* Perry Lorier <perry(a)coders.net> [2004-04-04 12:12]:
(Ever tried killall -9 broken_program on solaris? It's amusing.)
Hee. Does Solaris have pkill? That's what I've been using on Linux for the longest time now -- no killall for me, thanks.
What I see is a platform that is "static", "unchanging". I can rely on it being the same tomorrow as it was yesterday. If I'm administering something this is what I want.
Yeah, exactly. A platform which is bug-/security-fixed forever, without actual software updates further than what is backwards compatible with the status quo.
and everything it depends on must be in testing, and everything required to build it must be in testing.
Yep. Often overlooked in its impact. Things don't just drop down into testing all of their own.
Discovering you have to rewrite large applications because PHP now comes with register_globals off.

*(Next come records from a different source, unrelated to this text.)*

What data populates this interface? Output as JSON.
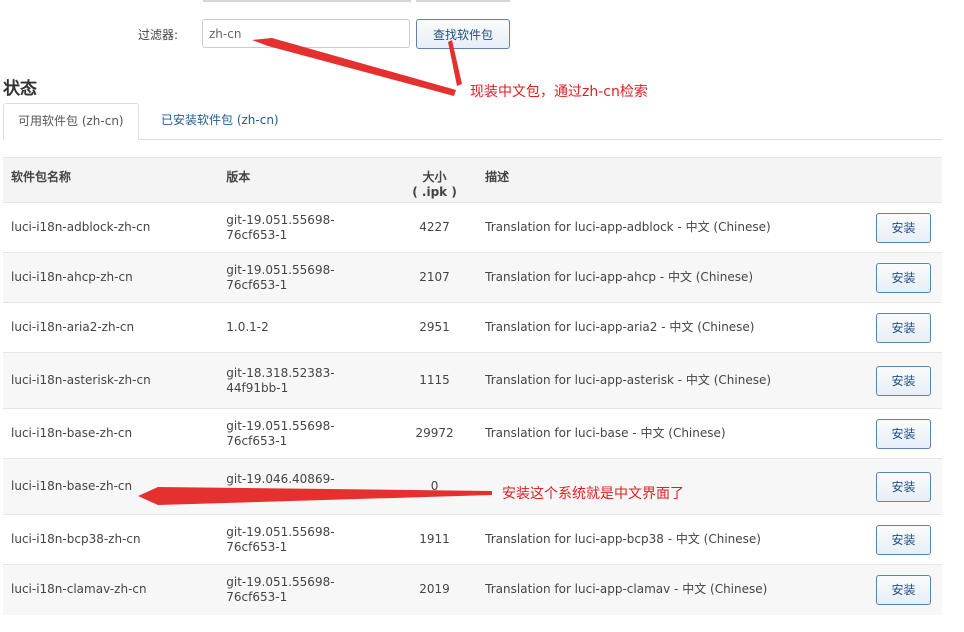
{
  "filter": {
    "label": "过滤器:",
    "value": "zh-cn",
    "button_label": "查找软件包"
  },
  "section_title": "状态",
  "tabs": [
    {
      "label": "可用软件包 (zh-cn)",
      "active": true
    },
    {
      "label": "已安装软件包 (zh-cn)",
      "active": false
    }
  ],
  "table": {
    "headers": {
      "name": "软件包名称",
      "version": "版本",
      "size_line1": "大小",
      "size_line2": "( .ipk )",
      "description": "描述"
    },
    "rows": [
      {
        "name": "luci-i18n-adblock-zh-cn",
        "version": "git-19.051.55698-76cf653-1",
        "size": "4227",
        "description": "Translation for luci-app-adblock - 中文 (Chinese)",
        "action": "安装"
      },
      {
        "name": "luci-i18n-ahcp-zh-cn",
        "version": "git-19.051.55698-76cf653-1",
        "size": "2107",
        "description": "Translation for luci-app-ahcp - 中文 (Chinese)",
        "action": "安装"
      },
      {
        "name": "luci-i18n-aria2-zh-cn",
        "version": "1.0.1-2",
        "size": "2951",
        "description": "Translation for luci-app-aria2 - 中文 (Chinese)",
        "action": "安装"
      },
      {
        "name": "luci-i18n-asterisk-zh-cn",
        "version": "git-18.318.52383-44f91bb-1",
        "size": "1115",
        "description": "Translation for luci-app-asterisk - 中文 (Chinese)",
        "action": "安装"
      },
      {
        "name": "luci-i18n-base-zh-cn",
        "version": "git-19.051.55698-76cf653-1",
        "size": "29972",
        "description": "Translation for luci-base - 中文 (Chinese)",
        "action": "安装"
      },
      {
        "name": "luci-i18n-base-zh-cn",
        "version": "git-19.046.40869-30d9bc0-1",
        "size": "0",
        "description": "",
        "action": "安装"
      },
      {
        "name": "luci-i18n-bcp38-zh-cn",
        "version": "git-19.051.55698-76cf653-1",
        "size": "1911",
        "description": "Translation for luci-app-bcp38 - 中文 (Chinese)",
        "action": "安装"
      },
      {
        "name": "luci-i18n-clamav-zh-cn",
        "version": "git-19.051.55698-76cf653-1",
        "size": "2019",
        "description": "Translation for luci-app-clamav - 中文 (Chinese)",
        "action": "安装"
      }
    ]
  },
  "annotations": {
    "arrow_color": "#e53030",
    "note1": "现装中文包，通过zh-cn检索",
    "note2": "安装这个系统就是中文界面了"
  }
}
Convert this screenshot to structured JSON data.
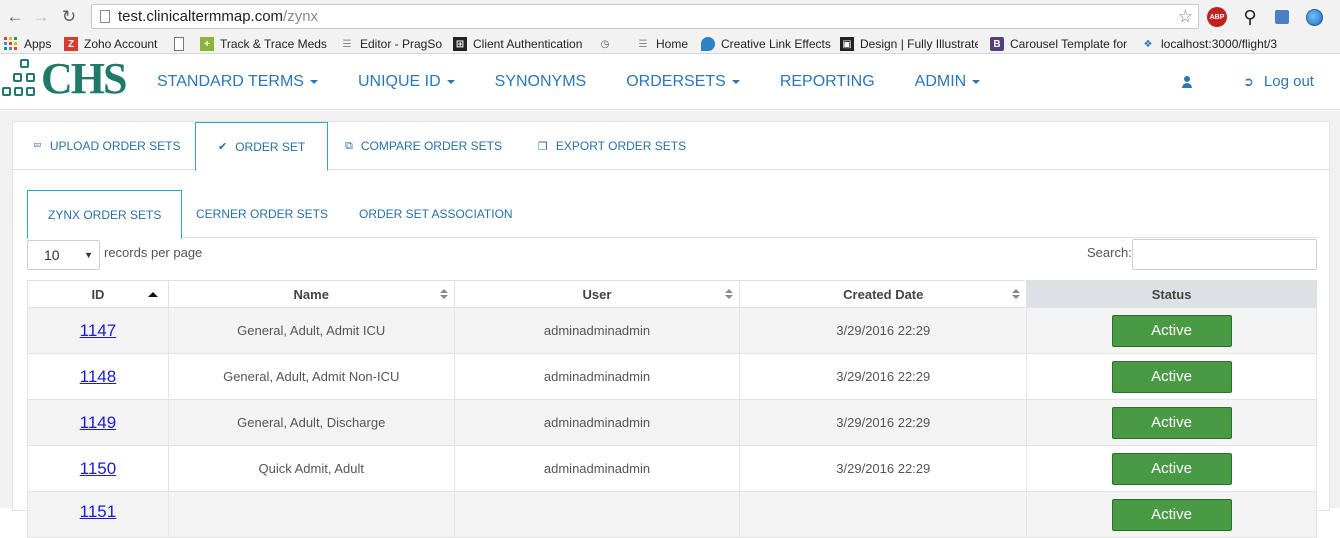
{
  "browser": {
    "url_host": "test.clinicaltermmap.com",
    "url_path": "/zynx",
    "abp_label": "ABP",
    "bookmarks": [
      {
        "label": "Apps"
      },
      {
        "label": "Zoho Account",
        "icon": "Z"
      },
      {
        "label": ""
      },
      {
        "label": "Track & Trace Meds"
      },
      {
        "label": "Editor - PragSo"
      },
      {
        "label": "Client Authentication"
      },
      {
        "label": ""
      },
      {
        "label": "Home"
      },
      {
        "label": "Creative Link Effects"
      },
      {
        "label": "Design | Fully Illustrate"
      },
      {
        "label": "Carousel Template for",
        "icon": "B"
      },
      {
        "label": "localhost:3000/flight/3"
      }
    ]
  },
  "app": {
    "logo_text": "CHS",
    "nav": [
      {
        "label": "STANDARD TERMS",
        "dropdown": true
      },
      {
        "label": "UNIQUE ID",
        "dropdown": true
      },
      {
        "label": "SYNONYMS",
        "dropdown": false
      },
      {
        "label": "ORDERSETS",
        "dropdown": true
      },
      {
        "label": "REPORTING",
        "dropdown": false
      },
      {
        "label": "ADMIN",
        "dropdown": true
      }
    ],
    "logout_label": "Log out"
  },
  "top_tabs": [
    {
      "label": "UPLOAD ORDER SETS",
      "icon": "upload-icon"
    },
    {
      "label": "ORDER SET",
      "icon": "check-icon",
      "active": true
    },
    {
      "label": "COMPARE ORDER SETS",
      "icon": "copy-icon"
    },
    {
      "label": "EXPORT ORDER SETS",
      "icon": "export-icon"
    }
  ],
  "sub_tabs": [
    {
      "label": "ZYNX ORDER SETS",
      "active": true
    },
    {
      "label": "CERNER ORDER SETS"
    },
    {
      "label": "ORDER SET ASSOCIATION"
    }
  ],
  "table_controls": {
    "page_length": "10",
    "length_label": "records per page",
    "search_label": "Search:",
    "search_value": ""
  },
  "table": {
    "columns": [
      "ID",
      "Name",
      "User",
      "Created Date",
      "Status"
    ],
    "rows": [
      {
        "id": "1147",
        "name": "General, Adult, Admit ICU",
        "user": "adminadminadmin",
        "created": "3/29/2016 22:29",
        "status": "Active"
      },
      {
        "id": "1148",
        "name": "General, Adult, Admit Non-ICU",
        "user": "adminadminadmin",
        "created": "3/29/2016 22:29",
        "status": "Active"
      },
      {
        "id": "1149",
        "name": "General, Adult, Discharge",
        "user": "adminadminadmin",
        "created": "3/29/2016 22:29",
        "status": "Active"
      },
      {
        "id": "1150",
        "name": "Quick Admit, Adult",
        "user": "adminadminadmin",
        "created": "3/29/2016 22:29",
        "status": "Active"
      },
      {
        "id": "1151",
        "name": "",
        "user": "",
        "created": "",
        "status": "Active"
      }
    ]
  },
  "colors": {
    "brand": "#1f7a6a",
    "link": "#2a77b8",
    "active_green": "#4a9a45",
    "tab_border": "#2aa8c4"
  }
}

Which, in all fairness, is something that needed done. But the fault is really PHP's more so than RedHat's, and that's a rant for another time. In all fairness, again, RedHat have made some brazen moves that I believe needed doing (switching to UTF-8 entirely was the latest one -- unfortunately it broke a lot of stuff); much like I applaued Apple for making the first computer entirely without legacy hardware ("no serial ports and no floppy disk?!?"). It's inconvenient at the time, but it has to be done at some point for the whole of the community/ business/ whateveryouwanttocallit to move forward. Of course, on a server, that's exactly what you *don't* want to happen. Which was my point, that Debian is top choice for a server, but not the desktop and not for developers' machines (which is were those brazen changes should happen first and frequently). -- Regards, Aristotle "If you can't laugh at yourself, you don't take life seriously enough."